Chinese researchers develop low-cost method of carbon capture

PUBLISHED : Sunday, 22 March, 2015, 8:44am
UPDATED : Thursday, 16 April, 2015, 10:57am

Chinese scientists have developed a material that provides a low-cost, highly-efficient method of carbon capture that could be used in the battle to reduce greenhouse gas emissions.

The material works like a filter and absorbs up to 75 per cent of the carbon dioxide molecules passing through it - a far higher efficiency rating than the next best filter in current use, which can absorb no more than 42 per cent, the German scientific journal Angewandte Chemie ( Applied Chemistry) reports.

Perhaps even more impressive to countries hoping to use the material to cut down their carbon footprint is that the energy source used to fuel this process is free and relatively plentiful - natural sunlight.

Professor Guo Guocong, a researcher with Chinese Academy of Sciences' Fujian Institute of Research on the Structure of Matters and a leader of the project team, said the "magic" of the new material was in its microstructure.

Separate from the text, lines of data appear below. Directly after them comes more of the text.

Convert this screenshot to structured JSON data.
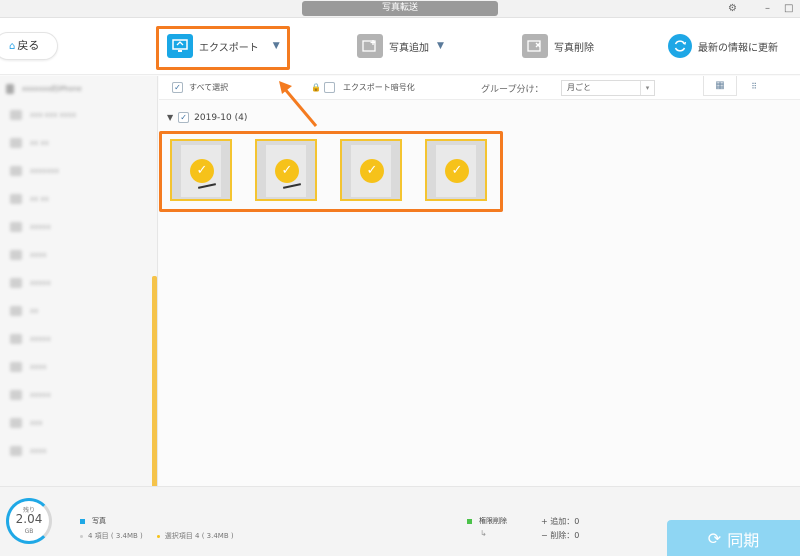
{
  "window": {
    "title": "写真転送",
    "gear": "⚙",
    "minimize": "–",
    "maximize": "□"
  },
  "toolbar": {
    "back_label": "戻る",
    "export_label": "エクスポート",
    "add_label": "写真追加",
    "delete_label": "写真削除",
    "refresh_label": "最新の情報に更新"
  },
  "sidebar": {
    "device": "xxxxxxx的iPhone",
    "items": [
      {
        "label": "xxx-xxx xxxx"
      },
      {
        "label": "xx xx"
      },
      {
        "label": "xxxxxxx"
      },
      {
        "label": "xx xx"
      },
      {
        "label": "xxxxx"
      },
      {
        "label": "xxxx"
      },
      {
        "label": "xxxxx"
      },
      {
        "label": "xx"
      },
      {
        "label": "xxxxx"
      },
      {
        "label": "xxxx"
      },
      {
        "label": "xxxxx"
      },
      {
        "label": "xxx"
      },
      {
        "label": "xxxx"
      }
    ]
  },
  "filter": {
    "select_all": "すべて選択",
    "encrypt": "エクスポート暗号化",
    "group_label": "グループ分け：",
    "group_value": "月ごと"
  },
  "group": {
    "title": "2019-10 (4)"
  },
  "photos": [
    {
      "selected": true,
      "scribble": true
    },
    {
      "selected": true,
      "scribble": true
    },
    {
      "selected": true,
      "scribble": false
    },
    {
      "selected": true,
      "scribble": false
    }
  ],
  "status": {
    "remaining_label": "残り",
    "remaining_value": "2.04",
    "remaining_unit": "GB",
    "category": "写真",
    "items_total": "4 項目 ( 3.4MB )",
    "items_selected": "選択項目 4 ( 3.4MB )",
    "perm_delete": "権限削除",
    "added": "+ 追加：0",
    "deleted": "− 削除：0",
    "sync_label": "同期"
  },
  "colors": {
    "accent": "#19a7e6",
    "highlight": "#f47b20",
    "check": "#f6c21a",
    "photos_legend": "#1fa8e6",
    "perm_legend": "#4cc24a",
    "selected_dot": "#f6c21a"
  }
}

The material, a type of photochromic diarylethene, is made of many tiny tubes which enlarge under UV radiation, allowing the large carbon dioxide molecules to enter. When it is exposed to natural sunlight, it squeezes the molecules out.

The energy source for both processes is free - the light comes from the sun, while the UV light can be obtained with the use of a filter. The yellowish plastic material, with the weight and feel of powdered flour, turns dark under UV and returns to its original colour under natural light.

Carbon capture has been proposed as a major solution to reduce greenhouse gas emissions. It works either by storing carbon dioxide in mines or under the ocean or by recycling it for commercial purposes, such as for reuse in chemical factories.

Traditional methods use chemicals such as liquid amine solutions to collect or absorb the carbon dioxide. The amine binds with the carbon dioxide in the atmosphere. But for commercial use a lot of extra energy is needed to heat the amine liquid.

"Our new material has the potential for large scale application, it can function quite efficiently under natural light," Gu said. "But we still need to work out some remaining issues before mass production."

Governments in many countries are funding research on carbon capture and storage but most methods are limited by high operational costs.